With the number of people out of work soaring past the 2.5 million mark, there have gradual falls from quarter to quarter,with the last three months of 2013 proving no exception. Over that period, the number of people out of work fell by 125,000, although the actual rate of unemployment rose slightly to 7.2%.
Released at roughly the same time as the employment stats from the Office of National Statistics, it was revealed that the number of job vacancies had risen at such a rate that a 15-year high was achieved. This shows that there are opportunities to get into employment to a certain extent, while there is further proof of the job market entering a state of recovery.
In January, the number of vacancies available rose to 580,000, although this figure still pales into comparison with the total number of people still out of work, which is north of two million. Nevertheless, there is some good news for job-seeking graduates, as the total number of vacancies for them is expected to rise by just a shade over 10%.
This is likely to stay the same for the short-term, following recent positive trends, but there are a few anomalies which could help to drag down any future recovery in number of jobs available. The biggest one of all is the number of part-time roles available, which outweigh the number of full-time vacancies, while many people are declaring themselves self-employed.

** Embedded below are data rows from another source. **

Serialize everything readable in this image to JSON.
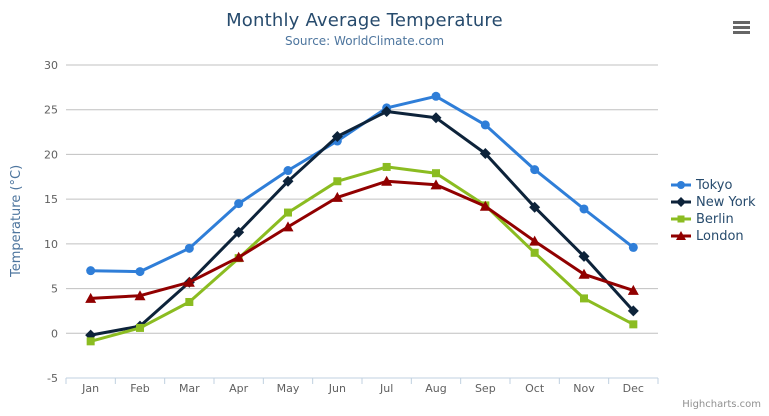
{
  "header": {
    "title": "Monthly Average Temperature",
    "subtitle": "Source: WorldClimate.com"
  },
  "chart_data": {
    "type": "line",
    "title": "Monthly Average Temperature",
    "subtitle": "Source: WorldClimate.com",
    "categories": [
      "Jan",
      "Feb",
      "Mar",
      "Apr",
      "May",
      "Jun",
      "Jul",
      "Aug",
      "Sep",
      "Oct",
      "Nov",
      "Dec"
    ],
    "series": [
      {
        "name": "Tokyo",
        "color": "#2f7ed8",
        "marker": "circle",
        "values": [
          7.0,
          6.9,
          9.5,
          14.5,
          18.2,
          21.5,
          25.2,
          26.5,
          23.3,
          18.3,
          13.9,
          9.6
        ]
      },
      {
        "name": "New York",
        "color": "#0d233a",
        "marker": "diamond",
        "values": [
          -0.2,
          0.8,
          5.7,
          11.3,
          17.0,
          22.0,
          24.8,
          24.1,
          20.1,
          14.1,
          8.6,
          2.5
        ]
      },
      {
        "name": "Berlin",
        "color": "#8bbc21",
        "marker": "square",
        "values": [
          -0.9,
          0.6,
          3.5,
          8.4,
          13.5,
          17.0,
          18.6,
          17.9,
          14.3,
          9.0,
          3.9,
          1.0
        ]
      },
      {
        "name": "London",
        "color": "#910000",
        "marker": "triangle",
        "values": [
          3.9,
          4.2,
          5.7,
          8.5,
          11.9,
          15.2,
          17.0,
          16.6,
          14.2,
          10.3,
          6.6,
          4.8
        ]
      }
    ],
    "xlabel": "",
    "ylabel": "Temperature (°C)",
    "ylim": [
      -5,
      30
    ],
    "ytick_interval": 5,
    "grid": true,
    "legend_position": "right"
  },
  "credits": {
    "label": "Highcharts.com"
  },
  "icons": {
    "context_menu": "hamburger-icon"
  },
  "colors": {
    "grid": "#c0c0c0",
    "axis_line": "#c0d0e0",
    "tick_label": "#606060",
    "title_text": "#274b6d",
    "subtitle_text": "#4d759e",
    "axis_title": "#4d759e",
    "legend_text": "#274b6d",
    "credits_text": "#909090",
    "menu_icon": "#666666"
  }
}
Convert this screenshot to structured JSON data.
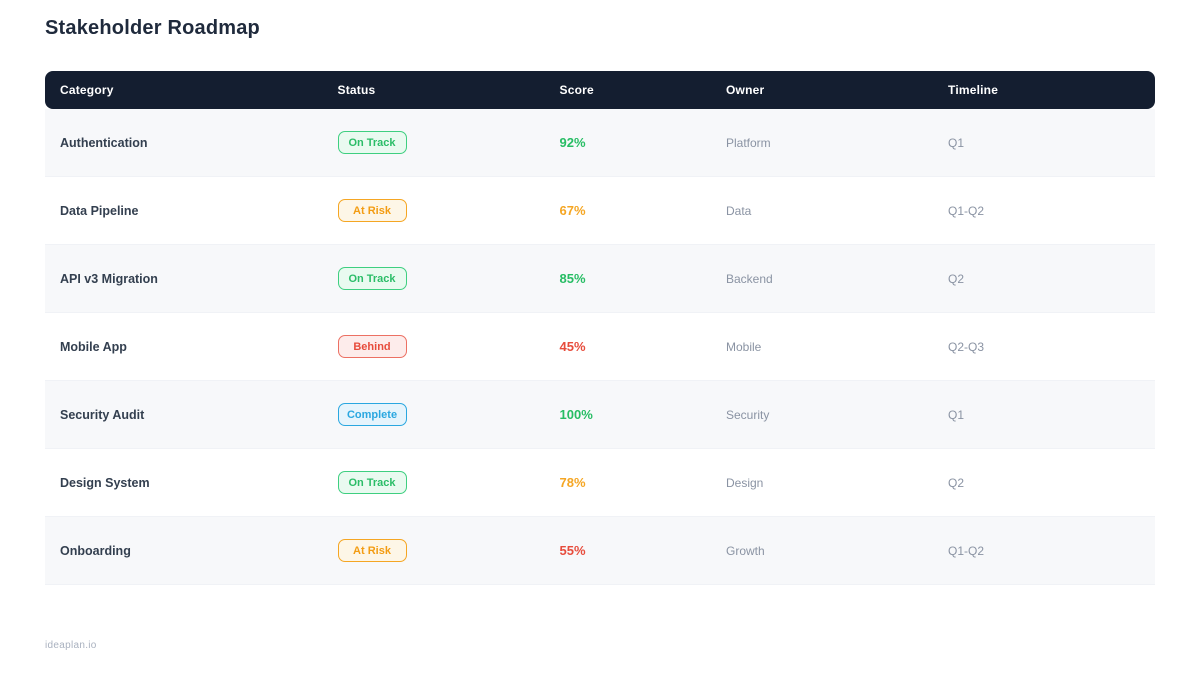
{
  "page": {
    "title": "Stakeholder Roadmap",
    "footer": "ideaplan.io"
  },
  "table": {
    "columns": [
      "Category",
      "Status",
      "Score",
      "Owner",
      "Timeline"
    ],
    "rows": [
      {
        "category": "Authentication",
        "status": "On Track",
        "status_variant": "on-track",
        "score": "92%",
        "score_tone": "green",
        "owner": "Platform",
        "timeline": "Q1"
      },
      {
        "category": "Data Pipeline",
        "status": "At Risk",
        "status_variant": "at-risk",
        "score": "67%",
        "score_tone": "orange",
        "owner": "Data",
        "timeline": "Q1-Q2"
      },
      {
        "category": "API v3 Migration",
        "status": "On Track",
        "status_variant": "on-track",
        "score": "85%",
        "score_tone": "green",
        "owner": "Backend",
        "timeline": "Q2"
      },
      {
        "category": "Mobile App",
        "status": "Behind",
        "status_variant": "behind",
        "score": "45%",
        "score_tone": "red",
        "owner": "Mobile",
        "timeline": "Q2-Q3"
      },
      {
        "category": "Security Audit",
        "status": "Complete",
        "status_variant": "complete",
        "score": "100%",
        "score_tone": "green",
        "owner": "Security",
        "timeline": "Q1"
      },
      {
        "category": "Design System",
        "status": "On Track",
        "status_variant": "on-track",
        "score": "78%",
        "score_tone": "orange",
        "owner": "Design",
        "timeline": "Q2"
      },
      {
        "category": "Onboarding",
        "status": "At Risk",
        "status_variant": "at-risk",
        "score": "55%",
        "score_tone": "red",
        "owner": "Growth",
        "timeline": "Q1-Q2"
      }
    ]
  },
  "colors": {
    "header_bg": "#141e30",
    "status_green": "#2bbd68",
    "status_orange": "#f5a623",
    "status_red": "#e74c3c",
    "status_blue": "#2aa7e0",
    "row_alt_bg": "#f7f8fa"
  }
}
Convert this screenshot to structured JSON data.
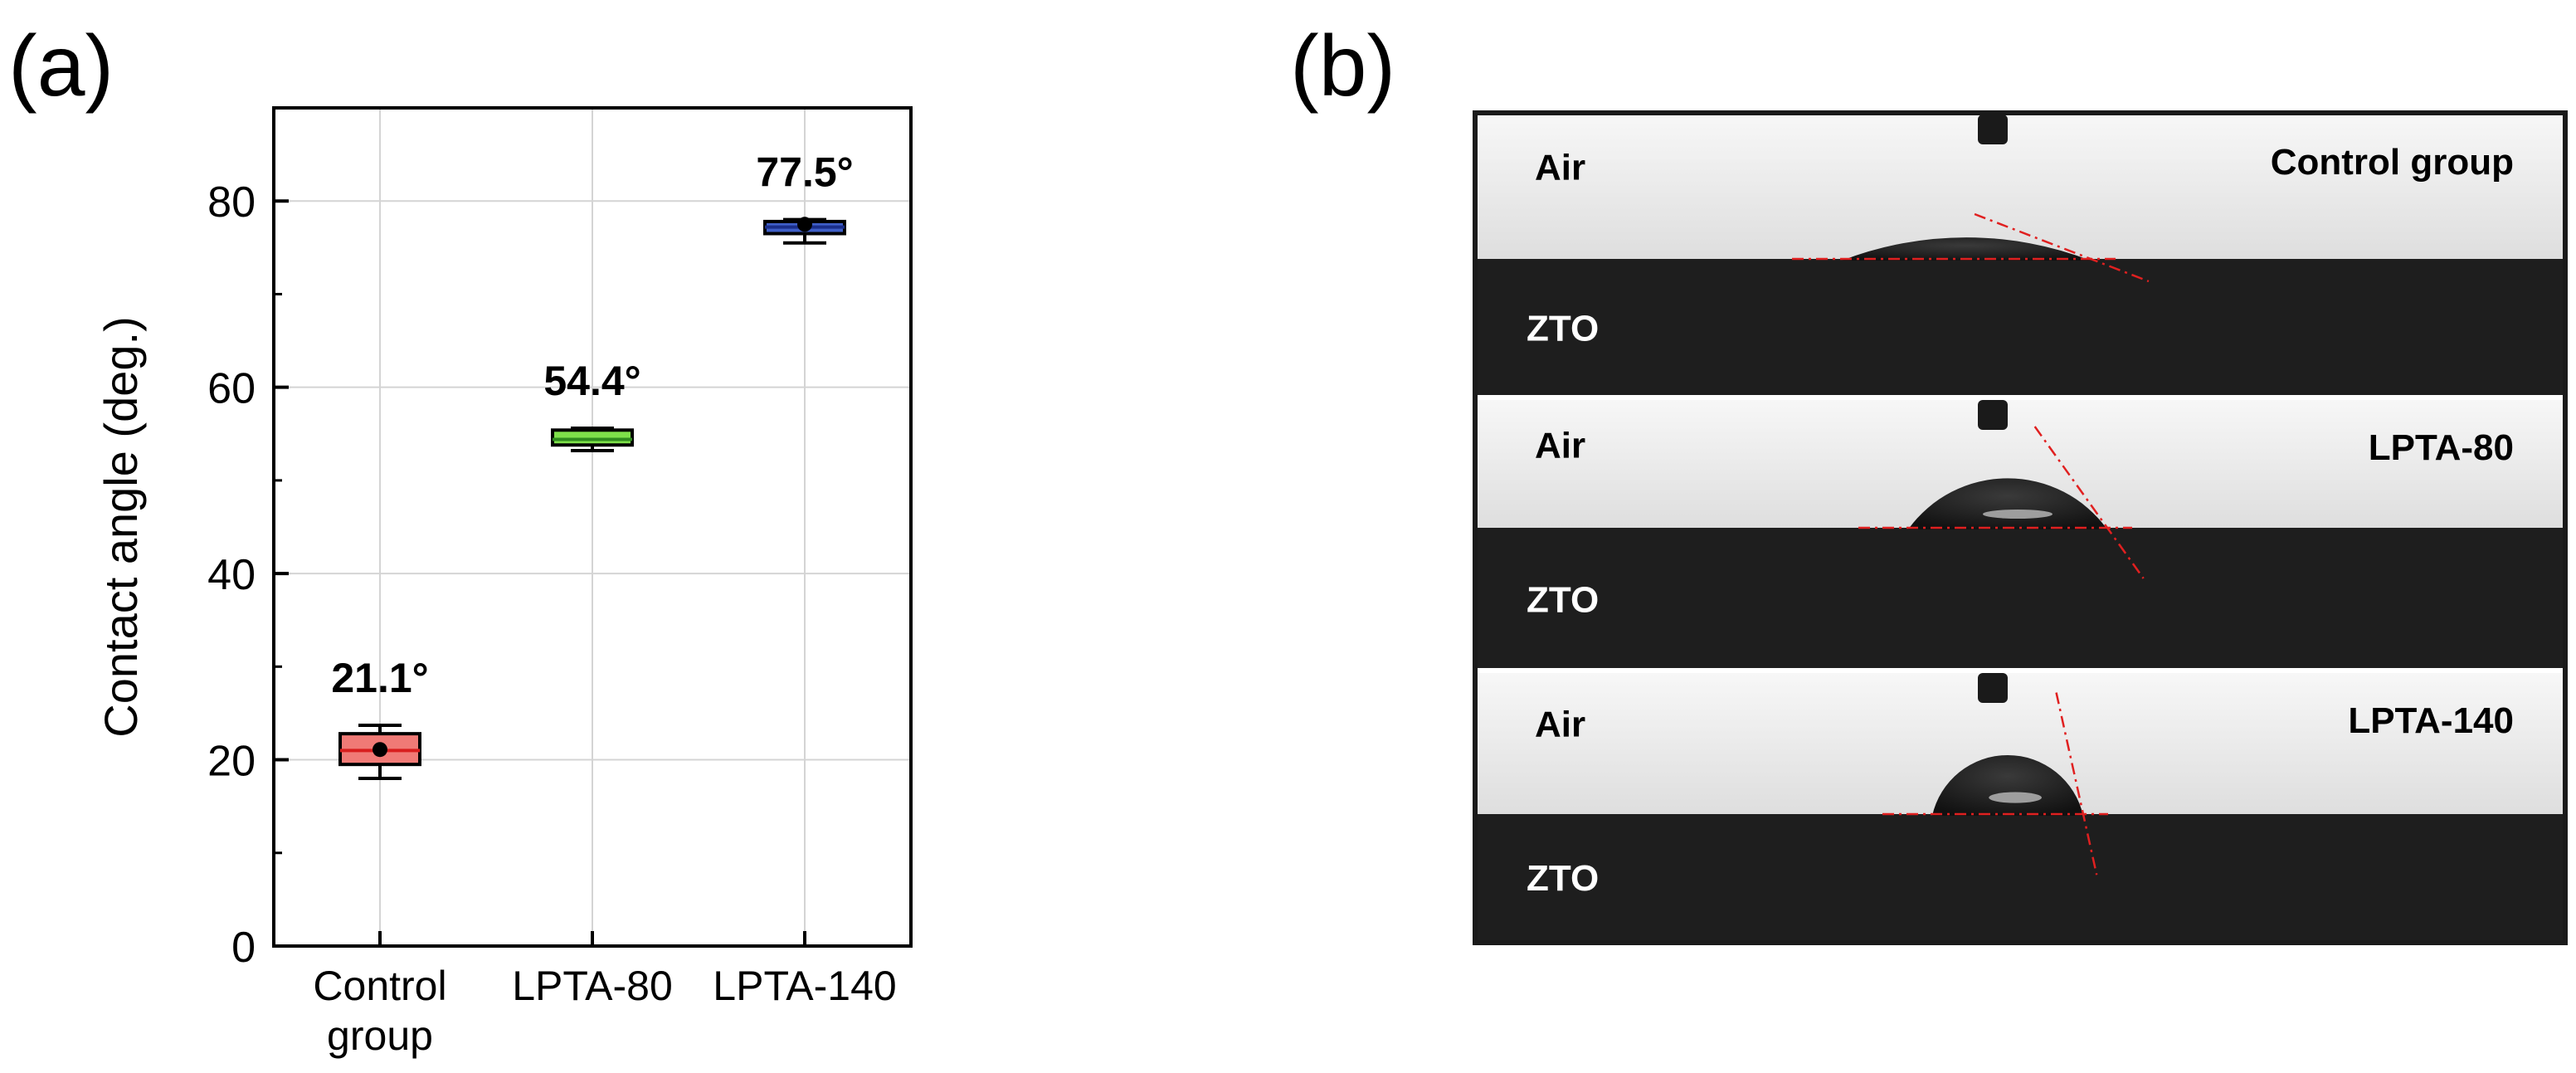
{
  "panel_a": {
    "label": "(a)",
    "chart_data": {
      "type": "box",
      "categories": [
        [
          "Control",
          "group"
        ],
        [
          "LPTA-80"
        ],
        [
          "LPTA-140"
        ]
      ],
      "ylabel": "Contact angle (deg.)",
      "xlabel": "",
      "ylim": [
        0,
        90
      ],
      "yticks": [
        0,
        20,
        40,
        60,
        80
      ],
      "grid": true,
      "boxes": [
        {
          "category": "Control group",
          "min": 18.0,
          "q1": 19.5,
          "median": 21.0,
          "mean": 21.1,
          "q3": 22.8,
          "max": 23.7,
          "color": "#f07a76",
          "median_color": "#d81e1e",
          "mean_marker": true,
          "annotation": "21.1°"
        },
        {
          "category": "LPTA-80",
          "min": 53.2,
          "q1": 53.8,
          "median": 54.4,
          "mean": 54.4,
          "q3": 55.4,
          "max": 55.6,
          "color": "#7ee04a",
          "median_color": "#2e8b1e",
          "mean_marker": false,
          "annotation": "54.4°"
        },
        {
          "category": "LPTA-140",
          "min": 75.5,
          "q1": 76.5,
          "median": 77.2,
          "mean": 77.5,
          "q3": 77.8,
          "max": 78.0,
          "color": "#3f5fc8",
          "median_color": "#1b2e8a",
          "mean_marker": true,
          "annotation": "77.5°"
        }
      ]
    }
  },
  "panel_b": {
    "label": "(b)",
    "images": [
      {
        "title": "Control group",
        "top_medium": "Air",
        "bottom_medium": "ZTO",
        "angle_deg": 21.1
      },
      {
        "title": "LPTA-80",
        "top_medium": "Air",
        "bottom_medium": "ZTO",
        "angle_deg": 54.4
      },
      {
        "title": "LPTA-140",
        "top_medium": "Air",
        "bottom_medium": "ZTO",
        "angle_deg": 77.5
      }
    ],
    "colors": {
      "air": "#ececec",
      "substrate": "#1e1e1e",
      "tangent": "#e02020"
    }
  }
}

That, coupled with the actual rate of unemployment rising slightly may help to stave off any potential interest rate rise implemented by the Bank of England. About that possibility, Rosemary Okolie, Market Analyst at City Index said:
“The small rise in unemployment rate to 7.2% was somewhat surprising given that expectations were that the rate would likely stay the same. It does, however, reinforce belief that interest rates are likely to stay put for the time being.
“The initial interest rate rise target was an unemployment rate of 7%, however additional variables were added last week, putting at bay an imminent interest rate rise. The latest unemployment rate reinforces that view,” she concluded.
While unemployment in general has been gradually declining, all eyes will be on whether the number of full-time and graduate roles continues to rise. If so, then the part-time and self-employment booms may soon be overshadowed, giving any future figures relating to unemployment and job vacancies a little more legitimacy.
Any changes of this nature are likely to take a while to materialise. This means that for the next few months, the majority of job vacancies are likely to be part-time.